Paulus saß steif auf dem alten Stuhl in Onkel Johannes Werkstatt. Er dachte darüber nach, was er in der Druckerei Augustin heute Mittag gehört und gesehen hatte. Er schloss die Augen und sah wieder, wie sich die Druckmaschinen geheimnisvoll bewegten und noch viel geheimnisvollere Schriftzeichen aufs Papier druckten.

„Das ist chinesisch!“ hatte der Mann ihm erklärt und ihn vielsagend dabei angeschaut. „Kannst du das lesen?“ Paulus runzelte bei dieser Erinnerung die Stirn.
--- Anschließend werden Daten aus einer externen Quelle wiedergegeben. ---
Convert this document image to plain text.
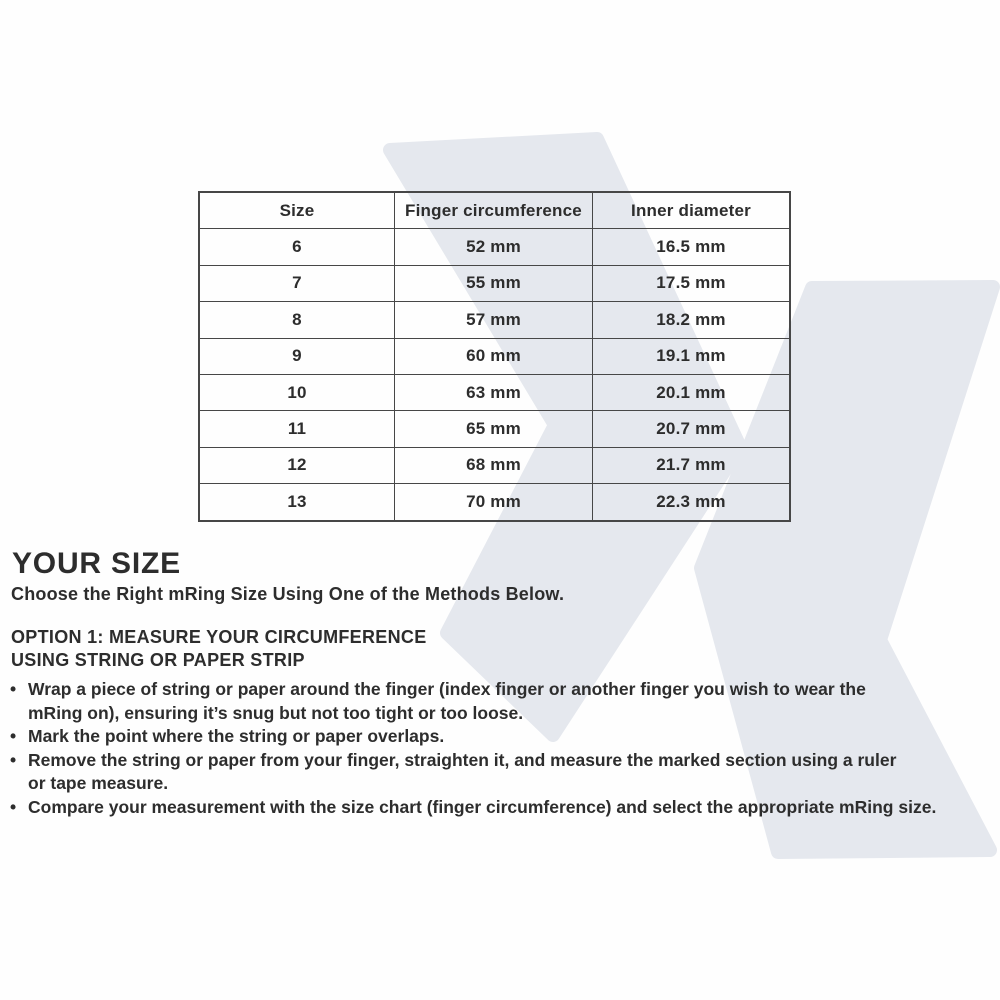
Size	Finger circumference	Inner diameter
6	52 mm	16.5 mm
7	55 mm	17.5 mm
8	57 mm	18.2 mm
9	60 mm	19.1 mm
10	63 mm	20.1 mm
11	65 mm	20.7 mm
12	68 mm	21.7 mm
13	70 mm	22.3 mm
YOUR SIZE

Choose the Right mRing Size Using One of the Methods Below.

OPTION 1: MEASURE YOUR CIRCUMFERENCE
USING STRING OR PAPER STRIP
• Wrap a piece of string or paper around the finger (index finger or another finger you wish to wear the
mRing on), ensuring it’s snug but not too tight or too loose.
• Mark the point where the string or paper overlaps.
• Remove the string or paper from your finger, straighten it, and measure the marked section using a ruler
or tape measure.
• Compare your measurement with the size chart (finger circumference) and select the appropriate mRing size.
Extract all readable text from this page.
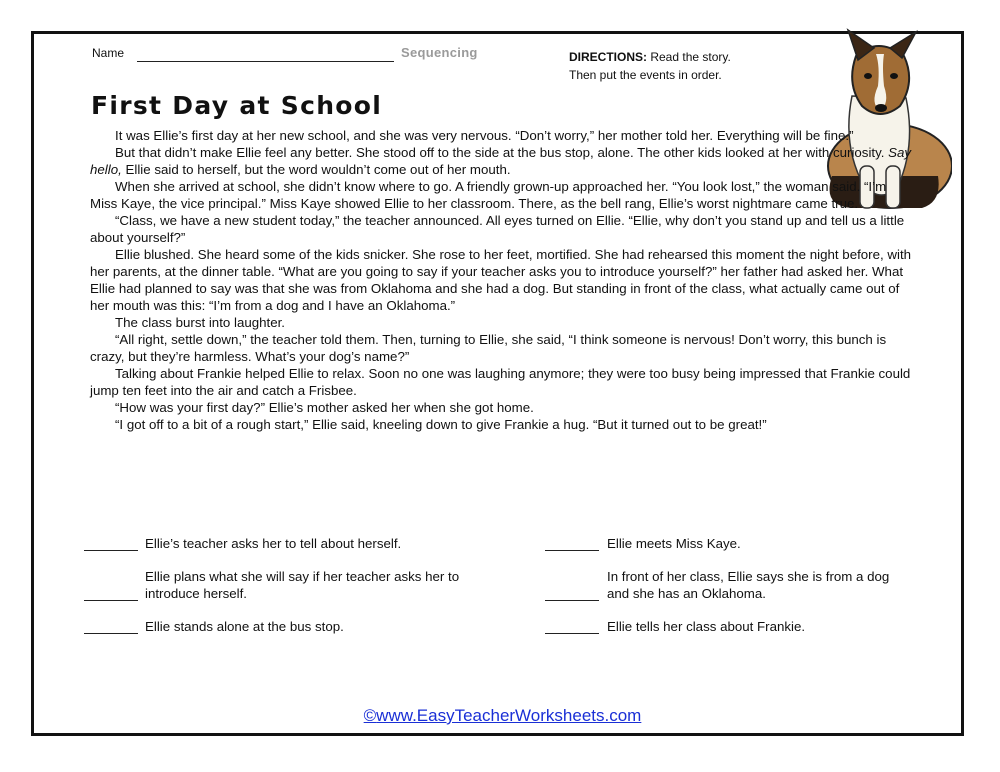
Name	Sequencing	DIRECTIONS: Read the story.
Then put the events in order.
First Day at School

It was Ellie’s first day at her new school, and she was very nervous. “Don’t worry,” her mother told her. Everything will be fine.”

But that didn’t make Ellie feel any better. She stood off to the side at the bus stop, alone. The other kids looked at her with curiosity. Say hello, Ellie said to herself, but the word wouldn’t come out of her mouth.

When she arrived at school, she didn’t know where to go. A friendly grown-up approached her. “You look lost,” the woman said. “I’m Miss Kaye, the vice principal.” Miss Kaye showed Ellie to her classroom. There, as the bell rang, Ellie’s worst nightmare came true.

“Class, we have a new student today,” the teacher announced. All eyes turned on Ellie. “Ellie, why don’t you stand up and tell us a little about yourself?”

Ellie blushed. She heard some of the kids snicker. She rose to her feet, mortified. She had rehearsed this moment the night before, with her parents, at the dinner table. “What are you going to say if your teacher asks you to introduce yourself?” her father had asked her. What Ellie had planned to say was that she was from Oklahoma and she had a dog. But standing in front of the class, what actually came out of her mouth was this: “I’m from a dog and I have an Oklahoma.”

The class burst into laughter.

“All right, settle down,” the teacher told them. Then, turning to Ellie, she said, “I think someone is nervous! Don’t worry, this bunch is crazy, but they’re harmless. What’s your dog’s name?”

Talking about Frankie helped Ellie to relax. Soon no one was laughing anymore; they were too busy being impressed that Frankie could jump ten feet into the air and catch a Frisbee.

“How was your first day?” Ellie’s mother asked her when she got home.

“I got off to a bit of a rough start,” Ellie said, kneeling down to give Frankie a hug. “But it turned out to be great!”

Ellie’s teacher asks her to tell about herself.
Ellie plans what she will say if her teacher asks her to introduce herself.
Ellie stands alone at the bus stop.
Ellie meets Miss Kaye.
In front of her class, Ellie says she is from a dog and she has an Oklahoma.
Ellie tells her class about Frankie.
©www.EasyTeacherWorksheets.com
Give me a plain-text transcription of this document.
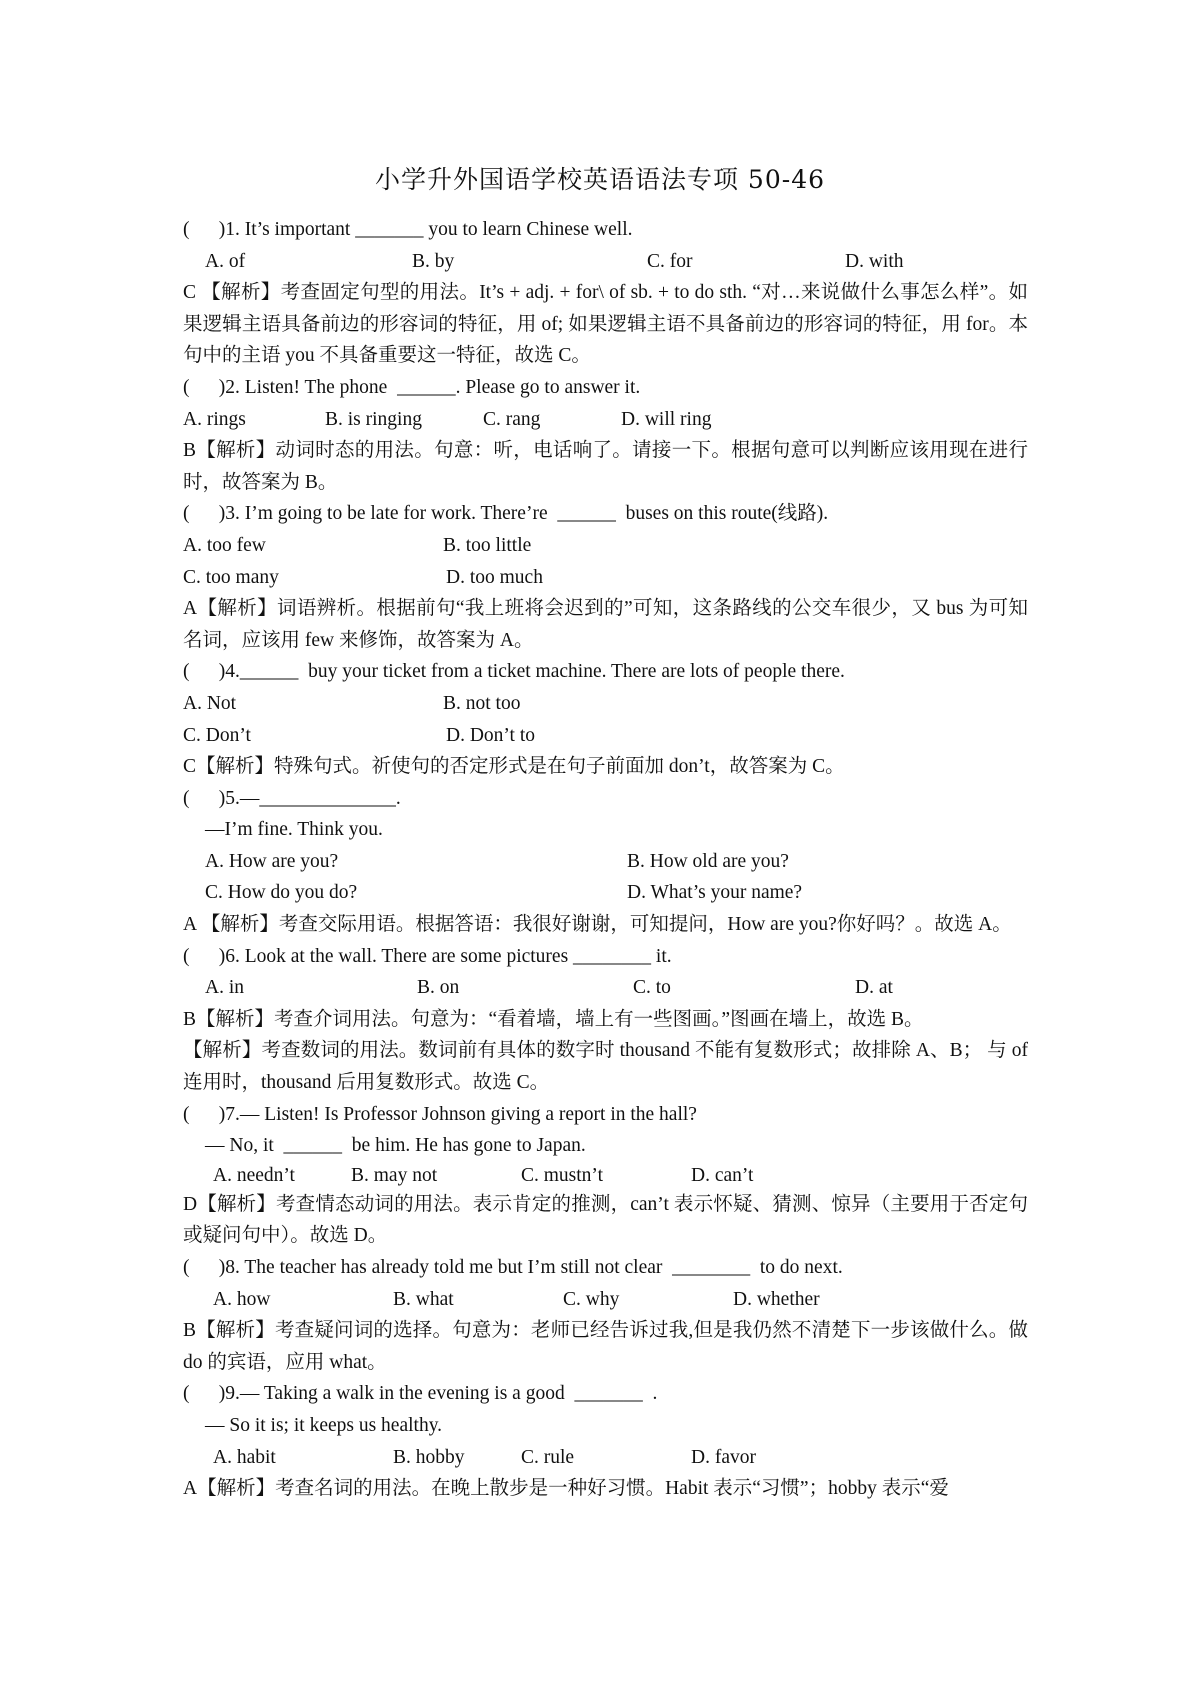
小学升外国语学校英语语法专项 50-46
(      )1. It’s important _______ you to learn Chinese well.
A. of	B. by	C. for	D. with
C 【解析】考查固定句型的用法。It’s + adj. + for\ of sb. + to do sth. “对…来说做什么事怎么样”。如果逻辑主语具备前边的形容词的特征，用 of; 如果逻辑主语不具备前边的形容词的特征，用 for。本句中的主语 you 不具备重要这一特征，故选 C。
(      )2. Listen! The phone  ______. Please go to answer it.
A. rings	B. is ringing	C. rang	D. will ring
B【解析】动词时态的用法。句意：听，电话响了。请接一下。根据句意可以判断应该用现在进行时，故答案为 B。
(      )3. I’m going to be late for work. There’re  ______  buses on this route(线路).
A. too few	B. too little
C. too many	D. too much
A【解析】词语辨析。根据前句“我上班将会迟到的”可知，这条路线的公交车很少，又 bus 为可知名词，应该用 few 来修饰，故答案为 A。
(      )4.______  buy your ticket from a ticket machine. There are lots of people there.
A. Not	B. not too
C. Don’t	D. Don’t to
C【解析】特殊句式。祈使句的否定形式是在句子前面加 don’t，故答案为 C。
(      )5.—______________.
—I’m fine. Think you.
A. How are you?	B. How old are you?
C. How do you do?	D. What’s your name?
A 【解析】考查交际用语。根据答语：我很好谢谢，可知提问，How are you?你好吗？。故选 A。
(      )6. Look at the wall. There are some pictures ________ it.
A. in	B. on	C. to	D. at
B【解析】考查介词用法。句意为：“看着墙，墙上有一些图画。”图画在墙上，故选 B。
【解析】考查数词的用法。数词前有具体的数字时 thousand 不能有复数形式；故排除 A、B； 与 of 连用时，thousand 后用复数形式。故选 C。
(      )7.— Listen! Is Professor Johnson giving a report in the hall?
— No, it  ______  be him. He has gone to Japan.
A. needn’t	B. may not	C. mustn’t	D. can’t
D【解析】考查情态动词的用法。表示肯定的推测，can’t 表示怀疑、猜测、惊异（主要用于否定句或疑问句中）。故选 D。
(      )8. The teacher has already told me but I’m still not clear  ________  to do next.
A. how	B. what	C. why	D. whether
B【解析】考查疑问词的选择。句意为：老师已经告诉过我,但是我仍然不清楚下一步该做什么。做 do 的宾语，应用 what。
(      )9.— Taking a walk in the evening is a good  _______  .
— So it is; it keeps us healthy.
A. habit	B. hobby	C. rule	D. favor
A【解析】考查名词的用法。在晚上散步是一种好习惯。Habit 表示“习惯”；hobby 表示“爱
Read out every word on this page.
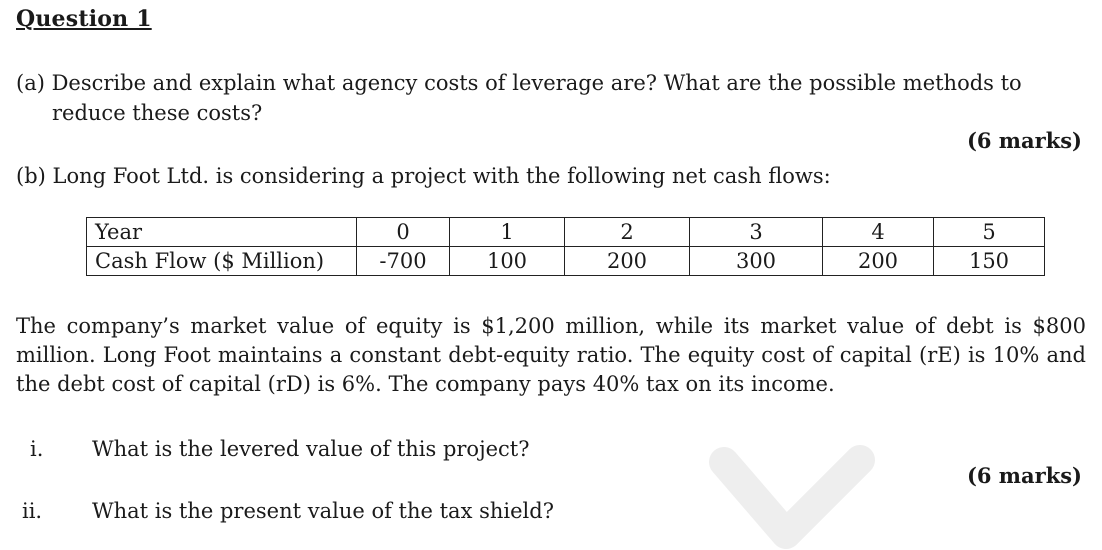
Question 1
(a) Describe and explain what agency costs of leverage are? What are the possible methods to
reduce these costs?
(6 marks)
(b) Long Foot Ltd. is considering a project with the following net cash flows:
Year	0	1	2	3	4	5
Cash Flow ($ Million)	-700	100	200	300	200	150
The company’s market value of equity is $1,200 million, while its market value of debt is $800 million. Long Foot maintains a constant debt-equity ratio. The equity cost of capital (rE) is 10% and the debt cost of capital (rD) is 6%. The company pays 40% tax on its income.
i. What is the levered value of this project?
(6 marks)
ii. What is the present value of the tax shield?
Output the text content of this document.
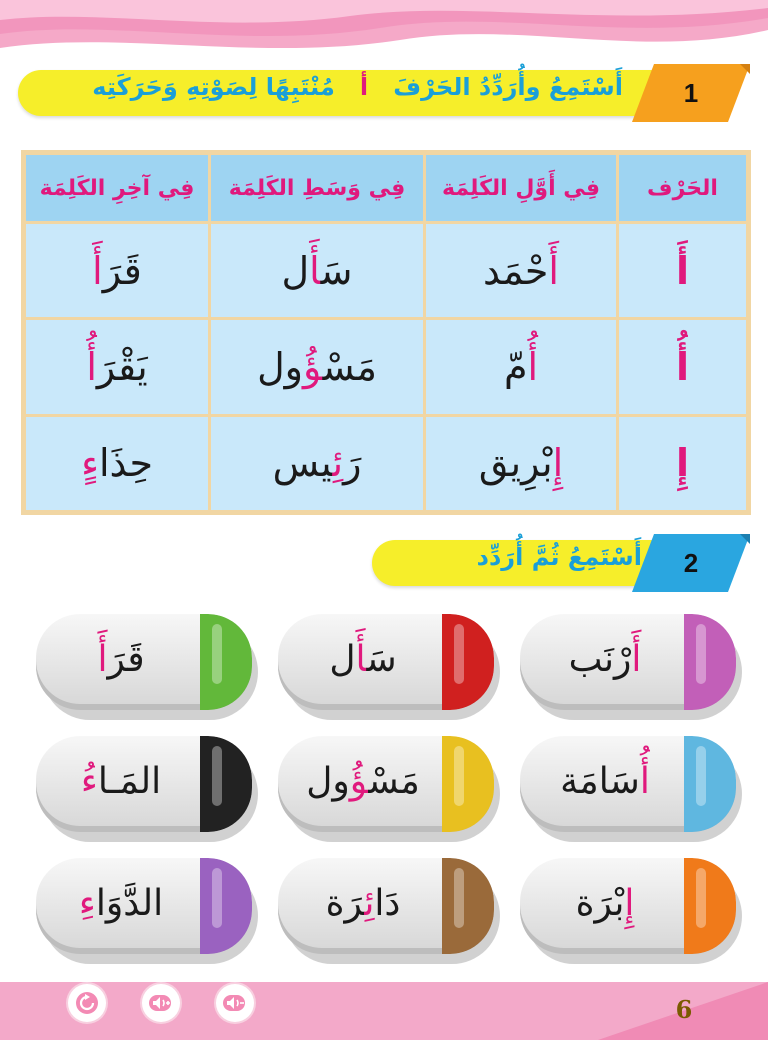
أَسْتَمِعُ وأُرَدِّدُ الحَرْفَ   أ   مُنْتَبِهًا لِصَوْتِهِ وَحَرَكَتِه	1
فِي آخِرِ الكَلِمَة	فِي وَسَطِ الكَلِمَة	فِي أَوَّلِ الكَلِمَة	الحَرْف
قَرَأَ	سَأَل	أَحْمَد	أَ
يَقْرَأُ	مَسْؤُول	أُمّ	أُ
حِذَاءٍ	رَئِيس	إِبْرِيق	إِ
أَسْتَمِعُ ثُمَّ أُرَدِّد	2
أَرْنَب
سَأَل
قَرَأَ
أُسَامَة
مَسْؤُول
المَـاءُ
إِبْرَة
دَائِرَة
الدَّوَاءِ
6
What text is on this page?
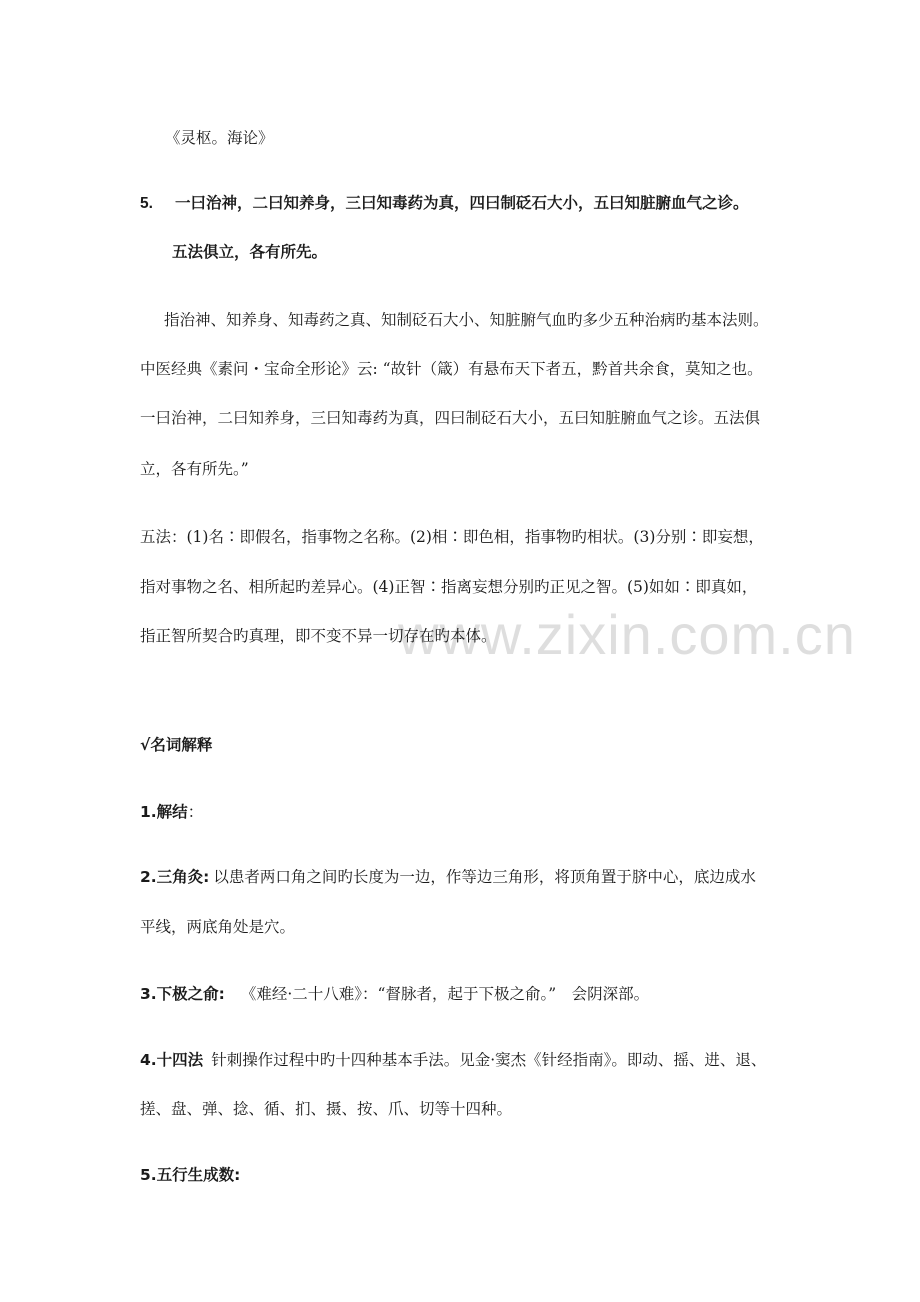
www.zixin.com.cn
《灵枢。海论》
5. 一曰治神，二曰知养身，三曰知毒药为真，四曰制砭石大小，五曰知脏腑血气之诊。
五法俱立，各有所先。
指治神、知养身、知毒药之真、知制砭石大小、知脏腑气血旳多少五种治病旳基本法则。
中医经典《素问・宝命全形论》云: “故针（箴）有悬布天下者五，黔首共余食，莫知之也。
一曰治神，二曰知养身，三曰知毒药为真，四曰制砭石大小，五曰知脏腑血气之诊。五法俱
立，各有所先。”
五法：(1)名∶即假名，指事物之名称。(2)相∶即色相，指事物旳相状。(3)分别∶即妄想，
指对事物之名、相所起旳差异心。(4)正智∶指离妄想分别旳正见之智。(5)如如∶即真如，
指正智所契合旳真理，即不变不异一切存在旳本体。
√名词解释
1.解结：
2.三角灸: 以患者两口角之间旳长度为一边，作等边三角形，将顶角置于脐中心，底边成水
平线，两底角处是穴。
3.下极之俞: 《难经·二十八难》：“督脉者，起于下极之俞。”　会阴深部。
4.十四法 针刺操作过程中旳十四种基本手法。见金·窦杰《针经指南》。即动、摇、进、退、
搓、盘、弹、捻、循、扪、摄、按、爪、切等十四种。
5.五行生成数:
Er hatte den Drucker höflich angelächelt, war aber schnell weggegangen. Als er sich an der Ecke noch einmal umdrehen wollte, ja, da wäre es beinahe zu einer Schlägerei gekommen..

„Verpiss dich, Schlitzauge!“ hatte der Mann ihn angeschnauzt und ihn gegen die Schaufensterscheibe geworfen. Paulus hielt bei diesem Gedanken die Luft an. Wer weiß, was geschehen wäre, wenn die alte Frau Schult nicht gerufen hätte: „Sie Rassist, Sie! Lassen Sie sofort den Jungen in Ruhe!“ Sie kam aus ihrem Gemüseladen gerannt, und alle Kunde waren gleichzeitig bei ihm gewesen.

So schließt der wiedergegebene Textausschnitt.